Some existing options are:

Audio

  • FLAC - developed by Xiph, lossless codec
  • Opus - developed by Xiph (replaces Speex)
  • Vorbis - developed by Xiph, lossy codec. Equivalent to MP3, although it compresses to smaller files with better sound quality. Technically obsoleted by Opus as well, but there will be an argument for using Vorbis until such time as Opus is more widely supported by hardware and software media players.

Video

  • Dirac - created by BBC Research, "low-resolution web content to broadcasting HD and beyond, to near-lossless studio editing". Original homepage, linked from BBC site, now redirects to spam site. No releases added to Sourceforge files page since 2011. Discontinued?
  • Theora - developed by Xiph as the video layer for Ogg video files
  • VP8/ VP9 - bought by Goggle and released as a royalty-free open codec, for use with WebM

Containers

Formats which allow video, audio, subtitles and other components in different formats to be one included in one file

  • Ogg - developed by Xiph
  • Matroska - developed by the Matroska organisation in France
  • WebM - developed by Goggle, uses a fork of the Matroska container, VP8 (or 9) video, Vorbis or Opus audio, and WebVTT for text

Peer-to-Peer Network

Whatever end-user applications and codecs are used, it seems reasonable that any conferencing system will be more scalable if it uses some kind of P2P network, where everyone who joins the conference contributes some of their own computing resources to the networking effort. This is how Skype originally worked, before Microsoft acquired it and moved it to a purely client/server model. Some existing open P2P network protocols that could be used:

  • BitTorrent Live (Can't yet find source code or license information, may not be free code): Originally pitched as a system for streaming live events like sports games and concerts, using the same P2P swarming principles underlying BitTorrent downloads.
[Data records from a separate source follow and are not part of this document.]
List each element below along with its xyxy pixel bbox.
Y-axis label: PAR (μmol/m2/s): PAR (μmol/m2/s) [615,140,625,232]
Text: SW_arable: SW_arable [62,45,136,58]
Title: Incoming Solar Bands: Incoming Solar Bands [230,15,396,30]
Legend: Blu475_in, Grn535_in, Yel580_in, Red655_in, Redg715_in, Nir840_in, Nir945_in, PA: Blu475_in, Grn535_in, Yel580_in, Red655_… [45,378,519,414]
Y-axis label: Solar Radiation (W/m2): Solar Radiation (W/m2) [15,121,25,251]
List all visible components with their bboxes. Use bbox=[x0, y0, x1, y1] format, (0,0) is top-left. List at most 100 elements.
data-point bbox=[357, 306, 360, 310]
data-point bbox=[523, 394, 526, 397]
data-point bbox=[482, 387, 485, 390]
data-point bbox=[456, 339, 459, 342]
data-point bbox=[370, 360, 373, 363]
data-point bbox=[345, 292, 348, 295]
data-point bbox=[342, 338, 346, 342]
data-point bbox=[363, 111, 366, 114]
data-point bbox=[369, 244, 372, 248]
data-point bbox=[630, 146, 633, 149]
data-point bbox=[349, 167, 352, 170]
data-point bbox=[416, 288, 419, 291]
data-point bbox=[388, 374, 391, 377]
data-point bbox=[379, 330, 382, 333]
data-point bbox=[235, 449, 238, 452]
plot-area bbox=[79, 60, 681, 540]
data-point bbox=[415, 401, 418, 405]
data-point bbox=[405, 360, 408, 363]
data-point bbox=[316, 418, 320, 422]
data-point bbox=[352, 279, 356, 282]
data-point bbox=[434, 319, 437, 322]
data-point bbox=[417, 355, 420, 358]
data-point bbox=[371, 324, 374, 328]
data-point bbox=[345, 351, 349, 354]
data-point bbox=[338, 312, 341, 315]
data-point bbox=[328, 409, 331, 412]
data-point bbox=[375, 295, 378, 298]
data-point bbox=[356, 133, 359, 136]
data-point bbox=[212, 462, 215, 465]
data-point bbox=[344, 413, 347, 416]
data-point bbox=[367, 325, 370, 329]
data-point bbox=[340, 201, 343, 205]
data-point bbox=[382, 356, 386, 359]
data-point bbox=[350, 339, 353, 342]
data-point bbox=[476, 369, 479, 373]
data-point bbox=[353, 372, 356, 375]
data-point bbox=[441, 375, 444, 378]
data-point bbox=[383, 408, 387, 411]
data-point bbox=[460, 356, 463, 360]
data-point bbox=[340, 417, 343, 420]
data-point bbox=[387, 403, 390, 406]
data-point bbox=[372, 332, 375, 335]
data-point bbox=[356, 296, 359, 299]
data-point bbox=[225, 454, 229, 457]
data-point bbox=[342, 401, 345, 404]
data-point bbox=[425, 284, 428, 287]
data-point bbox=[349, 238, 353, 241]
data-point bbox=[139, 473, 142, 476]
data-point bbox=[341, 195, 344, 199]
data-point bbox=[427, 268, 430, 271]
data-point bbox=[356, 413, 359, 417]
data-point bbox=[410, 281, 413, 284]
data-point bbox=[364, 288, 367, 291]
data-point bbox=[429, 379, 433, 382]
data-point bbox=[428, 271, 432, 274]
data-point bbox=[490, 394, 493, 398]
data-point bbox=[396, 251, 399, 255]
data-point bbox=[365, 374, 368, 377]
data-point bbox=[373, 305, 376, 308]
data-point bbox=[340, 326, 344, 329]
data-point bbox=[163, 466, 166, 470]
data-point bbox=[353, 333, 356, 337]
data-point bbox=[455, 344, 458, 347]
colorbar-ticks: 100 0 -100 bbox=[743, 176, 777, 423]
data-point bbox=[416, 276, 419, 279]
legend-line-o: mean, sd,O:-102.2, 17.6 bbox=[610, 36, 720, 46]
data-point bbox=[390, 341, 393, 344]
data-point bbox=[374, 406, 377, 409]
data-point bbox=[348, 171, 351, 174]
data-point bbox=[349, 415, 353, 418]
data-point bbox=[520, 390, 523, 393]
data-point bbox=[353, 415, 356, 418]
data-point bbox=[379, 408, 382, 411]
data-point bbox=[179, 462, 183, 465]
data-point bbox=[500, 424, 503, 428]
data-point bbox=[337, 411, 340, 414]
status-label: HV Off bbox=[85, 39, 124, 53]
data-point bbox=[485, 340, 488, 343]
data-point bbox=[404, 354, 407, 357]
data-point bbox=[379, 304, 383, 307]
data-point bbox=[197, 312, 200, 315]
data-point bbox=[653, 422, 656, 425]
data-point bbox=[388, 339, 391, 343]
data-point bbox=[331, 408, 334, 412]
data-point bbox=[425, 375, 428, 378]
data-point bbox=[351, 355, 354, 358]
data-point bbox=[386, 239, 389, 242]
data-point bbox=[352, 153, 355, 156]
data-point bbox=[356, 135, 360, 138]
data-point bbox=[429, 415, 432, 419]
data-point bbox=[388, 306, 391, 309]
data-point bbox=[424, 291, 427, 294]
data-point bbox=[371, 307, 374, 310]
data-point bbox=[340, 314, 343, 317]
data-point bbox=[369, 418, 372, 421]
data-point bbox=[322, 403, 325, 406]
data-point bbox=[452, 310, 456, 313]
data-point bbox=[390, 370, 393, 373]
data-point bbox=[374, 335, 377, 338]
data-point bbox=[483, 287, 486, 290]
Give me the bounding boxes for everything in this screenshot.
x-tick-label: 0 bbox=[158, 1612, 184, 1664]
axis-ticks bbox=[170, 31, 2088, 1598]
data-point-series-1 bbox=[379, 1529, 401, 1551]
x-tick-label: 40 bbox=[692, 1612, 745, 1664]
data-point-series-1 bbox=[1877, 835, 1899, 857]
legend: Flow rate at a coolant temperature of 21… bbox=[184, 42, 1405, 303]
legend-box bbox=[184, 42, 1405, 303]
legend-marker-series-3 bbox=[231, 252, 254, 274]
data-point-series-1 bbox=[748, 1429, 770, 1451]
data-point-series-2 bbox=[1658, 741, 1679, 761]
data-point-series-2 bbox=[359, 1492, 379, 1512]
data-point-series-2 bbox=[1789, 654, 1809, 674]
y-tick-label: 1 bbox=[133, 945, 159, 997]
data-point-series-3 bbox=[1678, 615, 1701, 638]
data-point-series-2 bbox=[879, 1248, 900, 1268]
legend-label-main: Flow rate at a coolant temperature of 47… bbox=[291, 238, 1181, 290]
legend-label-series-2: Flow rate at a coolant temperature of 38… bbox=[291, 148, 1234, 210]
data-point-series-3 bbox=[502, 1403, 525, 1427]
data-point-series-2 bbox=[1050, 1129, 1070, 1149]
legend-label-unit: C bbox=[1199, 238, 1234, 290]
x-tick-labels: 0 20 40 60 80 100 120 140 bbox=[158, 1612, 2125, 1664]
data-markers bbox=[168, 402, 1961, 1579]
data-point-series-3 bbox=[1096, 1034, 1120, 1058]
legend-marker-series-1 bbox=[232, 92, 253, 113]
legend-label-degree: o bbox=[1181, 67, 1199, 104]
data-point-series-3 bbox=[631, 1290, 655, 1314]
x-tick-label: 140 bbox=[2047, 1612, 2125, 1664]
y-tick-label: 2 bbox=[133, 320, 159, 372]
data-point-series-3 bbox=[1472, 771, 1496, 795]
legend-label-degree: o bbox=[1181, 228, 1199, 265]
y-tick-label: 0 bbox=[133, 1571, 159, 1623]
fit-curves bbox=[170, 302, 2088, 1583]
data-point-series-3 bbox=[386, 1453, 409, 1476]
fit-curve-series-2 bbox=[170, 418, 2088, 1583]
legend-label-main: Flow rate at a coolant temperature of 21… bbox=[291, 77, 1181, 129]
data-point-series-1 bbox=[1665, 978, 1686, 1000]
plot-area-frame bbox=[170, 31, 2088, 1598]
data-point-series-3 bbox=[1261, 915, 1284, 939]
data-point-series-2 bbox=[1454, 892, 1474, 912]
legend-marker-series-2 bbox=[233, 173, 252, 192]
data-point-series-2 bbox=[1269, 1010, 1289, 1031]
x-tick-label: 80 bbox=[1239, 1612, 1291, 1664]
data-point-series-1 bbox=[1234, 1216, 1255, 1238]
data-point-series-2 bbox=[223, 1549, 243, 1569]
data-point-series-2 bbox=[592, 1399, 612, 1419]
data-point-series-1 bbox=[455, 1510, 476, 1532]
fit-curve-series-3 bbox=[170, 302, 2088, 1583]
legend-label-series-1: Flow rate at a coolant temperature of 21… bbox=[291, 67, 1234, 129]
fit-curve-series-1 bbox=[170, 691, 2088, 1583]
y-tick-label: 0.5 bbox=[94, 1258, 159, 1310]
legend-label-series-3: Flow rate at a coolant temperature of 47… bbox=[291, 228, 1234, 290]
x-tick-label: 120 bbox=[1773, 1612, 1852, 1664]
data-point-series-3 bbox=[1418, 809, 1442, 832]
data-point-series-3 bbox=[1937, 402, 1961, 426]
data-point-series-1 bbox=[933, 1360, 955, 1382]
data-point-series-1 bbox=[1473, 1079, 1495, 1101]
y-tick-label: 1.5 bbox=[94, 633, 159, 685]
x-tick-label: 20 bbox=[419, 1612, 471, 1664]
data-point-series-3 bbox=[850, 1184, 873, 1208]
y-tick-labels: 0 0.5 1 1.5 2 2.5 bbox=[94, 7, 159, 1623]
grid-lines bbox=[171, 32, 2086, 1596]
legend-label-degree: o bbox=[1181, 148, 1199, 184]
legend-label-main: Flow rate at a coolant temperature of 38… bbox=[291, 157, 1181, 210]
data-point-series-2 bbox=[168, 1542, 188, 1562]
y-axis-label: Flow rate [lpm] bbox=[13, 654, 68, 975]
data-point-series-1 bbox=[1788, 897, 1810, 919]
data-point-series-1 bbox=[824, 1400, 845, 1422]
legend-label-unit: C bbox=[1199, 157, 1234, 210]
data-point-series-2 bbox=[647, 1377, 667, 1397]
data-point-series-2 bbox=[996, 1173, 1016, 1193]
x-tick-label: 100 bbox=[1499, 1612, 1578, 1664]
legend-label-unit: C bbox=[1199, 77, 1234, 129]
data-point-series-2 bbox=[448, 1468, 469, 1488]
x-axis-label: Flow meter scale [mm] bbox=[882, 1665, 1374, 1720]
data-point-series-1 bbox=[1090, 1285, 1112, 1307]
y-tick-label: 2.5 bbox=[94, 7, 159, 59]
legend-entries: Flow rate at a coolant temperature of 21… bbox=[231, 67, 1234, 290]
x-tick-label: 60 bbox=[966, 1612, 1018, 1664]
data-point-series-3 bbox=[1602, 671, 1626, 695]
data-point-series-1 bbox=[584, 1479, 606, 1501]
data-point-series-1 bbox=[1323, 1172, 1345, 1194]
Seems to have pivoted towards a kind of blockchain-powered, P2P, alternative to YT.
  • GNUNet (GNU GPLv3): "GNU's Framework for Secure Peer-to-Peer Networking", subsidiary projects include a pre-alpha voice chat app called Conversation.
  • Retroshare (current licensing situation is unclear): "using a web-of-trust to authenticate peers and OpenSSL to encrypt all communication... provides filesharing, chat, messages, forums and channels ...". An experimental voice and video client, under the same name, is being built on top of this network stack.

Discontinued

  • Speak Freely (discontinued, license unclear, FSD says "public domain", homepage says GNU GPL) - one of the earliest voice chat apps, "written in 1991 by John Walker, founder of Autodesk, and Brian C. Wiles".
  • Subrosa (GPLv3, discontinued): WebRTC client/server for text, voice and video conferencing, encrypted by default. Listed in the Free Software Directory.